Moody's Investor Services provided powerful ammunition Wednesday to those who argue the regulatory reform law ended the era of bailouts by downgrading the long-term rating of Bank of America Corp. and Wells Fargo & Co., as well as the short-term rating of Citigroup Inc., citing increased probability that the government would let such firms fail.
All three are major players in residential finance, though B of A is downsizing its mortgage operations significantly.
The disagreement on whether the regulatory reform law went far enough to ensure the government would never again prop up a systemically important firm extended even to experts in the policy arena during a debate this week at a SourceMedia regulatory symposium in Washington.
On one side was Tom Hoenig, the president of the Federal Reserve Bank of Kansas City, who said too big to fail is alive and well.
"The interconnectedness that ... is there today will be there during the next crisis, and that will cause any Treasury secretary, no matter who appoints him, to hesitate," said Hoenig. "That's life. The reality is that you bail them out."
But H. Rodgin Cohen, a partner with Sullivan and Cromwell and one of the nation's top banking lawyers, disagreed. He argued that Congress went as far as it could to ensure the government could not again bail out large troubled firms, and noted a host of new regulations that are being put in place.
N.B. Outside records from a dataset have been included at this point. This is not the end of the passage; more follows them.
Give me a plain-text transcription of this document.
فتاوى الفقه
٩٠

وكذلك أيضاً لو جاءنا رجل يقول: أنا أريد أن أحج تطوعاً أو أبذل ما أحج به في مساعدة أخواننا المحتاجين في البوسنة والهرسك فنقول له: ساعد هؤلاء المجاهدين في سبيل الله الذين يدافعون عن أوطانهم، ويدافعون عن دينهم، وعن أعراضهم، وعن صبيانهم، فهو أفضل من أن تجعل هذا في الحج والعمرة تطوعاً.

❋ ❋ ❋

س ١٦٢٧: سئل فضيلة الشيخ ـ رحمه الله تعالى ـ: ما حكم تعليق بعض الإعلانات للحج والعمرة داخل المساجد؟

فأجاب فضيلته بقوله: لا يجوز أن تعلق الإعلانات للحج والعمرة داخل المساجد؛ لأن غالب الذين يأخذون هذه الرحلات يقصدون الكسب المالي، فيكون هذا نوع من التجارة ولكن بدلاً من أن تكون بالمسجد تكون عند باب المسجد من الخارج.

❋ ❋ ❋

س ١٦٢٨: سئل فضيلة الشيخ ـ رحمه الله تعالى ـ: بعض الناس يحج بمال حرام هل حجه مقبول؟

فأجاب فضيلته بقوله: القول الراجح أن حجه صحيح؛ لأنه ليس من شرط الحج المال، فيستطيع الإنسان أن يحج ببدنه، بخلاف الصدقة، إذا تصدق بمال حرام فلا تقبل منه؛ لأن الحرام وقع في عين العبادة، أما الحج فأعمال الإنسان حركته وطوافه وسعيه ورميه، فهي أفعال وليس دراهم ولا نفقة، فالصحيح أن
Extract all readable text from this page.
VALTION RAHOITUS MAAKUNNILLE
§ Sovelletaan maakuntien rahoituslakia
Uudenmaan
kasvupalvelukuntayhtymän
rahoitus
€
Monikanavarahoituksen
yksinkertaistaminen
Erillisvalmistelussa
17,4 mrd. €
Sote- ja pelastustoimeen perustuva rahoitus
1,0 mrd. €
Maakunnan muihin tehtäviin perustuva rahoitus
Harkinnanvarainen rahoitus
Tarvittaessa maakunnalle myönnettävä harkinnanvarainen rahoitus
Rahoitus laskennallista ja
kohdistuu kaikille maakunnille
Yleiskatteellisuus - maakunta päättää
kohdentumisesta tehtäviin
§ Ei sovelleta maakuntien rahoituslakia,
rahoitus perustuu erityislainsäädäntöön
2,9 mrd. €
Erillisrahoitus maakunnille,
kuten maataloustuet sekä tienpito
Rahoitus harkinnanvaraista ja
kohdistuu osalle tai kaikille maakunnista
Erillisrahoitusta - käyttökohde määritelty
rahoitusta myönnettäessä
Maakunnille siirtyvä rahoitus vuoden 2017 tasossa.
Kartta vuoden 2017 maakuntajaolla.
Those included new resolution powers for the Federal Deposit Insurance Corp. as well as higher capital and liquidity standards.
"I would argue that Dodd-Frank has largely eliminated 'too big to fail' for major U.S. banks, perhaps even totally," Cohen said.
Although both Hoenig and Cohen spoke before Moody's announcement, the ratings agency appeared to support Cohen's view.
"The downgrades result from a decrease in the probability that the U.S. government would support the bank, if needed," the ratings agency wrote in a statement on Bank of America. "Moody's believes that the government is likely to continue to provide some level of support to systemically important financial institutions. However, it is also more likely now than during the financial crisis to allow a large bank to fail should it become financially troubled, as the risks of contagion become less acute. Moody's is therefore lowering the amount of support it incorporates into Bank of America's ratings to levels reflected prior to the crisis."